第89回選抜高校野球大会第7日(26日)で大会史上初の“記録”が生まれた。第2試合の福岡大大濠(福岡)―滋賀学園(滋賀)が延長15回、1―1の引き分け。さらに第3試合の健大高崎(群馬)―福井工大福井(福井)も延長15回の末、7―7のドロー。春夏通じて初の1日2試合連続で引き分け再試合となり、2試合とも第9日(28日)に行われることになった。

 日本高野連の竹中事務局長も「1日で再試合が2つも出るというのは前代未聞」と驚きを隠せなかったが、これで再試合の勝利チームが決勝まで残った場合、4連戦の過酷日程になる。この日、193球を投げた福井工大福井の投手・摺石(3年)は「腕が振れない。代えてほしい」と直訴して11回で降板。摺石は「あさって(28日)は正直厳しいかなと思う」と顔をしかめた。福岡大大濠のエース三浦(3年)も196球を投げており、投手への負担は大きい。

 高野連は今回のケースを受け、タイブレーク制導入について議論を進める方針だ。

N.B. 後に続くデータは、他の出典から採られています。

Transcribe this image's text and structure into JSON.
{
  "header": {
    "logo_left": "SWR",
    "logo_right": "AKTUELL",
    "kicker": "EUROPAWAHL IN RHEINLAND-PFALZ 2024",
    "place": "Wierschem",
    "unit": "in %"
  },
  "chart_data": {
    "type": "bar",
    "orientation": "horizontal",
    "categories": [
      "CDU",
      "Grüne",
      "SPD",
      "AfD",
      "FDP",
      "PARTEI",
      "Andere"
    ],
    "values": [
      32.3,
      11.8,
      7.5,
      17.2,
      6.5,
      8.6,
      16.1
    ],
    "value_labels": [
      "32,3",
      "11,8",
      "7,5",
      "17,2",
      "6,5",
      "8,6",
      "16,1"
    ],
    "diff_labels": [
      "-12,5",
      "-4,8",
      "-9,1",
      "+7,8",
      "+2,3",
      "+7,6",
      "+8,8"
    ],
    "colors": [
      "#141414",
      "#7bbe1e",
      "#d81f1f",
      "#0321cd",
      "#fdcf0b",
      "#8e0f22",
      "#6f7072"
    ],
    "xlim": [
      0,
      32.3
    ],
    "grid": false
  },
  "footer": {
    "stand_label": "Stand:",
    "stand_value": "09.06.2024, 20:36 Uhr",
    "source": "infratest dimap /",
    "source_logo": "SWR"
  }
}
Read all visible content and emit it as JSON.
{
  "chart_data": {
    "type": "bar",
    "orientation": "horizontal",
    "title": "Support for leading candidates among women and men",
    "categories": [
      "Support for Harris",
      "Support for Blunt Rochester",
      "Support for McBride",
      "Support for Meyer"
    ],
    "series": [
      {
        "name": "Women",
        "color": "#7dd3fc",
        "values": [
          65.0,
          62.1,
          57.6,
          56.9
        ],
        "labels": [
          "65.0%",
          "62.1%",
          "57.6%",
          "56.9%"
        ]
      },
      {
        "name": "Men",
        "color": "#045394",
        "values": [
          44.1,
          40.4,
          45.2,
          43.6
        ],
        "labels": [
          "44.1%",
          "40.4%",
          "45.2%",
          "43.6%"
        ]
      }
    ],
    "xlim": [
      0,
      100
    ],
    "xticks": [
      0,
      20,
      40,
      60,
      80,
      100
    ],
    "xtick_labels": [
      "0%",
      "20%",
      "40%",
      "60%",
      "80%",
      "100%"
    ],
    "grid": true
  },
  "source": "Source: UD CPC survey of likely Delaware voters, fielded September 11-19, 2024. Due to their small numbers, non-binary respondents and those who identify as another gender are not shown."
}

竹中事務局長は「技術振興委員会で委員から質問は出てくると思う。新しい事象が出たので十分議論しないと」と話すが、水面下ではすでに導入への動きがあるようで、大会関係者は「賛成意見で大多数を占めている。再試合には日程的な問題がある。応援団も来てまた帰らせてしまうのは大変。やはり、その日のうちに決着をつけないと」と明かす。

 一方で「引き分けも白熱した試合の醍醐味ととらえられる伝統がある」との意見も根強い。「甲子園のラガーさん」としておなじみの善養寺隆一さんは、ファンの立場から「導入したらつまらなくなっちゃうね。僕は絶対反対」ときっぱり…。いずれにしても負担軽減策は急務だろう。